It’s been one hell of a week, hasn’t it?
I mean, sitting here, in bed, in my cosy little house, I feel well and truly apart from the awfulness that’s going on in Boston as I type. It’s almost as though, the second I turn the news off and log out of Twitter, it stops happening – but of course, it doesn’t.
But that’s been a weird sensation I’ve had all week, because on a number of fronts, it’s been a good one in my life. When things like this are going on in the world, it’s hard not to feel a disconnect when things are OK for you personally – like somehow, you’re being insensitive, or uncaring, for just ticking along as normal.
Because it’s not quite normal. It’s a jarring, odd reality wherein day-to-day things feel kind of insignificant against a backdrop of gloom and despair – but there’s nothing you can do about it.
So it feels, anyway. The reports are already bounding around trying to hunt for a reason why two people would want to do something so apparently random and evil, and that’s understandable. We look for reasons when things go wrong – it’s what we do, because it’s easier than dealing with the fact that people can be so irrational, and so cruel.
Unfortunately, this is going to mean endless analysis of why their political, social, religious and ethnic backgrounds may have caused them to do such a horrible thing – but it doesn’t help. By demonising certain cultures, or whatever we eventually, collectively conclude was behind their actions, we’re just making matters worse by causing ever bigger rifts.
I’m not going to talk about this in too much detail because frankly, I’m not knowledgeable or well-versed enough in current affairs to be able to make a totally reasoned judgement – suffice to say, I don’t think sweeping conclusions are going to help.
I don’t think anything helps, really, when we’re faced with acts like that.

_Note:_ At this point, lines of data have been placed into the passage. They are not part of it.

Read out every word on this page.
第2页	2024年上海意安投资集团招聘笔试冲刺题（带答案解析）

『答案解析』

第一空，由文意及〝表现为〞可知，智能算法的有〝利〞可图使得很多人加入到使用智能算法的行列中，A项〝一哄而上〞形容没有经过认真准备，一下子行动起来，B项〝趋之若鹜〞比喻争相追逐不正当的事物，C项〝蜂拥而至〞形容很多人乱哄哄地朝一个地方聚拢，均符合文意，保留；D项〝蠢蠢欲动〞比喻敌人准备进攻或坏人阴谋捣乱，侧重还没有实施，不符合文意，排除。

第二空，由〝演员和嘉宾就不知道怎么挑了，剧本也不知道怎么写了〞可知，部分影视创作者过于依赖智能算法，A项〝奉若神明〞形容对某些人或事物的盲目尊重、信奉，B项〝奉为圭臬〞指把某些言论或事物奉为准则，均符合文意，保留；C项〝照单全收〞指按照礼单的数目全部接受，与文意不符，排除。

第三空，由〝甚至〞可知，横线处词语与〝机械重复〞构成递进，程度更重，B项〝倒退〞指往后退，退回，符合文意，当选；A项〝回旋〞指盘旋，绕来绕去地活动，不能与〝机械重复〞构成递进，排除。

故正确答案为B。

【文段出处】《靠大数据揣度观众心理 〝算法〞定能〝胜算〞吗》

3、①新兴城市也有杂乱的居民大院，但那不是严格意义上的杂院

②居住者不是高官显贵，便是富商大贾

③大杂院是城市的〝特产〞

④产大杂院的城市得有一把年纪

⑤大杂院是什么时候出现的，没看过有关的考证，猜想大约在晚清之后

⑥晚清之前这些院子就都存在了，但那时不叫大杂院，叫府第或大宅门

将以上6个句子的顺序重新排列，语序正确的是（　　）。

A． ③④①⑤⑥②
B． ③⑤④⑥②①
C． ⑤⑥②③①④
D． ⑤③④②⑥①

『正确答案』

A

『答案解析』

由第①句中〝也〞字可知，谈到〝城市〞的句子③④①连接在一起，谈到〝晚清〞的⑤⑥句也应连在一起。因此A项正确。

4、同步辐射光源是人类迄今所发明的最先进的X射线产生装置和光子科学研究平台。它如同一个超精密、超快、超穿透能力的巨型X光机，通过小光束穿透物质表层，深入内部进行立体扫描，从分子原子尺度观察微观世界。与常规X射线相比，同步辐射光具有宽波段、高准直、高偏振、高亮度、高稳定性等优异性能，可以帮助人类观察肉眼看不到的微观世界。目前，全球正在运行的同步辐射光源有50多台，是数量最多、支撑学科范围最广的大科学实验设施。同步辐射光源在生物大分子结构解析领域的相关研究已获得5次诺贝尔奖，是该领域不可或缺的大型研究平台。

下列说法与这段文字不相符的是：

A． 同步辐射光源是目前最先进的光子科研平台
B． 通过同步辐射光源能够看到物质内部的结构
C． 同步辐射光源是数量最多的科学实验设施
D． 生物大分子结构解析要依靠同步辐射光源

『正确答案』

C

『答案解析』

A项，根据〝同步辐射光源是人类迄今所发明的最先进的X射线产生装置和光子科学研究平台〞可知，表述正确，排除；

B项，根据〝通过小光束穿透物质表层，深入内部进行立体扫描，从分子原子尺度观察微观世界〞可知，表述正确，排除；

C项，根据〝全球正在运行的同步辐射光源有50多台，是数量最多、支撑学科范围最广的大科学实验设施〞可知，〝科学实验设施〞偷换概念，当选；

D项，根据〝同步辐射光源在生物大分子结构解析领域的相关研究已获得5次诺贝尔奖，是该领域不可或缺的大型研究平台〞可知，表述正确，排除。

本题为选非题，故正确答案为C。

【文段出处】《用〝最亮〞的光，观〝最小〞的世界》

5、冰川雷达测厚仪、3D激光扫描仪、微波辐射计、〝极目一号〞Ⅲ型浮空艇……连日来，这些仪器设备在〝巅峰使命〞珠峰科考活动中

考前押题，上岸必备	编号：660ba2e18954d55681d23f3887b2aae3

Whether you’re affected because you’re American, or a marathon runner, a parent, or just a regular ol’ human being, it’s hard to find a way to process these kinds of events which – as my housemate and I were discussing this evening – seem to occur every time you start to forget that they’re possible.
But I do have a couple of thoughts.
We had a session this week at work – and before I tell you this, yes, I do know my job is awesome – where a guy came in to talk about his experience with meditation, and guide us through a meditation of our own. This was right up my street, of course – but one of the things that really stuck with me was this: that when we keep desperately searching for answers, they get harder and harder to find. We get ourselves all knotted up in trying to find the answers to the big questions that we forget to check off the small ones that will really help us, long term.

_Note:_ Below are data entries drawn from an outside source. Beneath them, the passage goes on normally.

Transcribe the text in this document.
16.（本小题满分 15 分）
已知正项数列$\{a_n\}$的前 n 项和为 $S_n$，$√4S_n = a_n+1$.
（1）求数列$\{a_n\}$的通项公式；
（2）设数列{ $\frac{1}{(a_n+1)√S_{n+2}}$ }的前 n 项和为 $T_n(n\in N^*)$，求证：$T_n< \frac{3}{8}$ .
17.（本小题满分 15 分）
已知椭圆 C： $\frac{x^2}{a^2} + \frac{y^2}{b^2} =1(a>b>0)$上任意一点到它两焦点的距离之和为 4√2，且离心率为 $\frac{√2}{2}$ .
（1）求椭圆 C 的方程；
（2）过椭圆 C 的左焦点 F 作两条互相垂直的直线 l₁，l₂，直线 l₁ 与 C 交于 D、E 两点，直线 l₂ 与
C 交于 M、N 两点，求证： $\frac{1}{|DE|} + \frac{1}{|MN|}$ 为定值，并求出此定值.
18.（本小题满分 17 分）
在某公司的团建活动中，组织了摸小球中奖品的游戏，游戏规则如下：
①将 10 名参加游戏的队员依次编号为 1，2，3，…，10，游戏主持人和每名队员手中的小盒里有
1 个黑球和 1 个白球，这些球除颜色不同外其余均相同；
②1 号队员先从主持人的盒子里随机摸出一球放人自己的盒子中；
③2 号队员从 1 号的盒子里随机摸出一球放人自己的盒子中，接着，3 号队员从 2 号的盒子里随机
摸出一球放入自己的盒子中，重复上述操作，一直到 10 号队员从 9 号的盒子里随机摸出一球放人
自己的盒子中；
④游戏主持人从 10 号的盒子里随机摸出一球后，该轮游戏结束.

That was on Monday morning. Monday night, I spent transfixed watching the rolling news and refreshing Twitter for news of people I knew to be running that marathon – and at about 3am, it kind of occurred to me that he might be right.
We, individually, can’t do much to help in stopping acts of terrorism like this, by desperately searching for one clear reason why they’d do such a thing. We can’t help to stop people who are going to do senseless, absurd, violent things any more than we can stop it raining here in Britain the second anyone says the words ‘beer garden.’ These people will still exist, and they’ll still do awful things in the name of some cause they’re claiming justifies it, or even just in the name of having the rolling news show their photo and repeat their name, again and again, into infamy.
But at times like this, in the aftermath of yet another senseless, horrible thing we have to deal with, what we should be doing – the only thing we can do, really – is to try to make things better in our own small way. Find kindness, and use it. Make one person feel better, do one thing that makes the world a little easier to deal with, not just for you, but for someone else. A friend, a family member – hell, a stranger – just make things better.
It doesn’t stop what’s going on across the pond, just as it doesn’t stop what’s going on in Iraq, or the fact that kids are going hungry, or any of the other awful stuff we can only take small steps in trying to fix – but it’ll make the world a little bit more livable for the moment.
It’s no consolation to those really affected, of course – and there are no words for what people go through every time someone bombs a marathon, or shoots people at a cinema, murders children while they’re at school. I couldn’t even begin to know what to say to people in that situation.
But from the outside – a privileged outside – little things are all we can do.